The Basketball Chronicles:
Just to update everyone on the basketball saga, I will say, there has been some improvement made. Does Jake’s team (Penn State they’re called) threaten to demolish the post-season hopes of North Carolina or Syracuse? No. Of course the answer’s no.
Fox Chapel’s own Syracuse and North Carolina play like men and though Jake now throws around a bit of defense and can pass the ball to his own teammates, Syracuse and N.C. are safe in the promise they’ll be playing each other in the championship game.
But, it was funny last night. Penn State did not dazzle Syracuse with blinding skill and full-court presses, but they did manage to confuse the ‘Cuse with their inability to play. It was quite funny. I was actually howling at one point watching Sryacuse become frustrated with their lack of performance–they were utterly stymied by Penn State’s clumsiness, awkward shots, and defense that actually resembles linebackers on a quarterback more than smooth, slick, takeaways more commonly seen in B-ball. Who knew being bad could be so powerful?
Not to get too sidetracked, Syracuse still kicked their asses, but hey, baby steps and all that.
The Bob Chronicles:
So you’re wondering what Bob the dog is up to? Well, he escaped his death this week–sentenced by Bill and pardoned by me. Bob is a big puppy, but as it happens with kids all the time, the bigger the kid, the more adults expect from them. Bill forgot for a while that his dog is a PUPPY! His biggest area of trouble is not with the typical puppy things–eating furniture, shoes, people, crapping in the house, peeing on the hardwoods, pulling on the leash and whatnot–no, his claim to bad-behavior fame is that he loves to eat paper. Toilet paper, copy paper, mail (which I’m not totally opposed to as I hate the mail)…the list goes on. We have paper in places that I apparently ignore until we trace the trail back to the counter that Bob is too small to get up to…uh, that was last week. He’s big and is gaining access to paper in new and better ways each day. Maybe he’s actually a reincarnated best-selling author who just needs to get his story out, damn-it! Next up in the Bob Chronicles? Bob and his brother (his real dog brother) hump each other while my kids and his brother’s owner’s kids watch, offering commentary on just what it is they’re seeing. Stay tuned.
The Burgler Chronicles:
You didn’t know there was a set of burgler chronicles, did ya? Well there is and it’s taking Oakmont by storm. How could we possibly have people here who might want to take things that are not theirs? Oh, the humanity. The townspeople are going ape-shit over the intruders.

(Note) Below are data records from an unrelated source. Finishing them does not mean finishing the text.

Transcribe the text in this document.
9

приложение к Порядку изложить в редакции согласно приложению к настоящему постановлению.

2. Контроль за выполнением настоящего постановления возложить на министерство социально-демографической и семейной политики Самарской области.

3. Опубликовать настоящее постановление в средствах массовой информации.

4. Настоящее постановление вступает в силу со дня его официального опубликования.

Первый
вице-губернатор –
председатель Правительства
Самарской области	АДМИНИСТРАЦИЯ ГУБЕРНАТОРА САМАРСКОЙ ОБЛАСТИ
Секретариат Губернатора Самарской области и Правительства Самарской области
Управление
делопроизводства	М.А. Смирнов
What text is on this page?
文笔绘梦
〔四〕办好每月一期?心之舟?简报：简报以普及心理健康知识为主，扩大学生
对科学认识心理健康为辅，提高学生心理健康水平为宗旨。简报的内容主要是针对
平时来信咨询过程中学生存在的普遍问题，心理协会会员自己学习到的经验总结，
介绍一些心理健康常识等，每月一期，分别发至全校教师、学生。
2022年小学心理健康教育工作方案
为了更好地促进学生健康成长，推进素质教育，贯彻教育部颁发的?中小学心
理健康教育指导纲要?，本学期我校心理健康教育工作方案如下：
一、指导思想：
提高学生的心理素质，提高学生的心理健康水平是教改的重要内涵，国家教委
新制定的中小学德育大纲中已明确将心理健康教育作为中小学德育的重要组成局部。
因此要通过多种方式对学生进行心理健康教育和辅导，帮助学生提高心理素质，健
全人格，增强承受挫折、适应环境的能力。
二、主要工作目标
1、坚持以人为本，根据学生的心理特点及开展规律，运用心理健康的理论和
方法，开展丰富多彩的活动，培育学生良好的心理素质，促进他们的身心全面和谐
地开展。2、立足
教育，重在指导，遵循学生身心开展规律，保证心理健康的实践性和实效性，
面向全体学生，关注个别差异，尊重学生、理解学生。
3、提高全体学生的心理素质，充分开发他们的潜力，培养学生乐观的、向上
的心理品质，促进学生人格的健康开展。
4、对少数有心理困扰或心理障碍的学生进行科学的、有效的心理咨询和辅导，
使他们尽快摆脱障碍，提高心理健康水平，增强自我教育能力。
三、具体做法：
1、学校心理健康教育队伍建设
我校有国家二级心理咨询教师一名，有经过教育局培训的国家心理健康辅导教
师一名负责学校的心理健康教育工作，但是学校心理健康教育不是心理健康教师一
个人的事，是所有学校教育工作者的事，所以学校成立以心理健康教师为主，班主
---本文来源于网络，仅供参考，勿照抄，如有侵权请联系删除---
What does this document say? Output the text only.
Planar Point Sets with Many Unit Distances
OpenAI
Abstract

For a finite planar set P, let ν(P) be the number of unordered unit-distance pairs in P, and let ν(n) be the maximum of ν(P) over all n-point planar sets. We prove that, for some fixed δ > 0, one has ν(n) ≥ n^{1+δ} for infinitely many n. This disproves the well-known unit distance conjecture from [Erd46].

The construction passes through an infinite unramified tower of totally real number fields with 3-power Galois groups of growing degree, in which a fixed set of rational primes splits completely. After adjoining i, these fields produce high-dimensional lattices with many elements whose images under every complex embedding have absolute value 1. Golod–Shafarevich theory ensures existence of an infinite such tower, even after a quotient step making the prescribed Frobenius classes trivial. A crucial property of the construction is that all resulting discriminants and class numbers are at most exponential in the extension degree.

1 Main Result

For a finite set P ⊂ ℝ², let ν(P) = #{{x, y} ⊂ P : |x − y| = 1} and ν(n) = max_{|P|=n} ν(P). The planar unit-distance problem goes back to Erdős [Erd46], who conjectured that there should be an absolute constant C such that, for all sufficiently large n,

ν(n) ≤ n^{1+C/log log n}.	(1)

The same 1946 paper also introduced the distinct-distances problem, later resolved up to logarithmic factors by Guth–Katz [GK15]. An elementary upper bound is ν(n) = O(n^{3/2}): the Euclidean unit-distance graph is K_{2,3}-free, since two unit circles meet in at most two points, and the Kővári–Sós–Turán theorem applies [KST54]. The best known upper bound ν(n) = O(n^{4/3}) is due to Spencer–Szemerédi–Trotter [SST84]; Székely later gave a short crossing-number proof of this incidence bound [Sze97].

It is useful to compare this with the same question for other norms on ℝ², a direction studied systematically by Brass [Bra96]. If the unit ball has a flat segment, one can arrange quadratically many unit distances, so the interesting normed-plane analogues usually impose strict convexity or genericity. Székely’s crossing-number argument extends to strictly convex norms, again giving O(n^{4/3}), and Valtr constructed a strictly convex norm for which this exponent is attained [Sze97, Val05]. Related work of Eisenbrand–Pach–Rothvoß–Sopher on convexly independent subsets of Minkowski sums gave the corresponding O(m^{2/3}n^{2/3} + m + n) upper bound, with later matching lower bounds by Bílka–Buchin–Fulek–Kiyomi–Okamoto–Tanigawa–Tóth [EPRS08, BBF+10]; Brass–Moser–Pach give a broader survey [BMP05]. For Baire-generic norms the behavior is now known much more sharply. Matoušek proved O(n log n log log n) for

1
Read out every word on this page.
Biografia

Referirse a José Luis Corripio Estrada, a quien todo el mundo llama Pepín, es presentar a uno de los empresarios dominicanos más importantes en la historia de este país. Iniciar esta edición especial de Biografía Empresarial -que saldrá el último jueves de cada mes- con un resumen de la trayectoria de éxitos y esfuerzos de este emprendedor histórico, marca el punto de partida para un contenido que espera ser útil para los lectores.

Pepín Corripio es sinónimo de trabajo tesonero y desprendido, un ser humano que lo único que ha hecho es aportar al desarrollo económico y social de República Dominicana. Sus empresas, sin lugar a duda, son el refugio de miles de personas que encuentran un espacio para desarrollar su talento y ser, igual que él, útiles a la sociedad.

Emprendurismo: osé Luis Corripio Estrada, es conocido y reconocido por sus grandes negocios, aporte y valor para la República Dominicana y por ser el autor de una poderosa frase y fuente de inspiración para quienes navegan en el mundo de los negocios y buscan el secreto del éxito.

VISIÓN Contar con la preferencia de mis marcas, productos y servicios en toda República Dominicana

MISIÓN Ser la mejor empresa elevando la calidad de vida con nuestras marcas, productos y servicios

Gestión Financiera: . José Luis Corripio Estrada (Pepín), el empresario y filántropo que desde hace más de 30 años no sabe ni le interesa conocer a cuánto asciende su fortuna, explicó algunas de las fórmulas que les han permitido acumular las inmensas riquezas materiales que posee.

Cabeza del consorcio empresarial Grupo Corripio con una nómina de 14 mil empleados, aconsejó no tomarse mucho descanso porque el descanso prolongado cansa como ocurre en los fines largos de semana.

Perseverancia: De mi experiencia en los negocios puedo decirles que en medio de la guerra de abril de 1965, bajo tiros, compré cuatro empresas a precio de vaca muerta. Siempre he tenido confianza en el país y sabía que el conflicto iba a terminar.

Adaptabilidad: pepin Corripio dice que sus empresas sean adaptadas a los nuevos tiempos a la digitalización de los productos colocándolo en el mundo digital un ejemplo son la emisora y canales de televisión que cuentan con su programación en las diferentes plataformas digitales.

Don’t get me wrong. I lock my door when I walk the dog, now. I lock the door when I leave and when I’m in the house (the perps are entering homes with the owners there, burgling right under their noses). And, I’ve put on my best Nancy Drew hat and have taken to the neighborhood, watching, and waiting and spying on anyone who drives past my house and looks a little odd, or not odd enough.
And I’m not the only one. My neighbor prefers to refer to herself as more Cagney and Lacy than Nancy Drew, but the point is, people are sneaking around, watching people as they’re watching people….and on it goes. Yes, Cagney up the street actually spotted a stranger in the hood and forced her husband to follow him while she called the coppers. Turns out hubby was following a plain-clothed cop. LOVE IT!!!!
We’ve got a tail on a greenish-blue pickup truck taking the bends perfectly around the circle, very, very suspicious. And, stranger than anything, I spotted a woman in yoga pants, no walkman/ipod, a black hat ,and black pea-coat. That is not normal exercise attire. I’m sorry it just isn’t. She’s on the list, baby. We’re watchin’ the hood and takin’ names so keep your distance. Hahahahaha.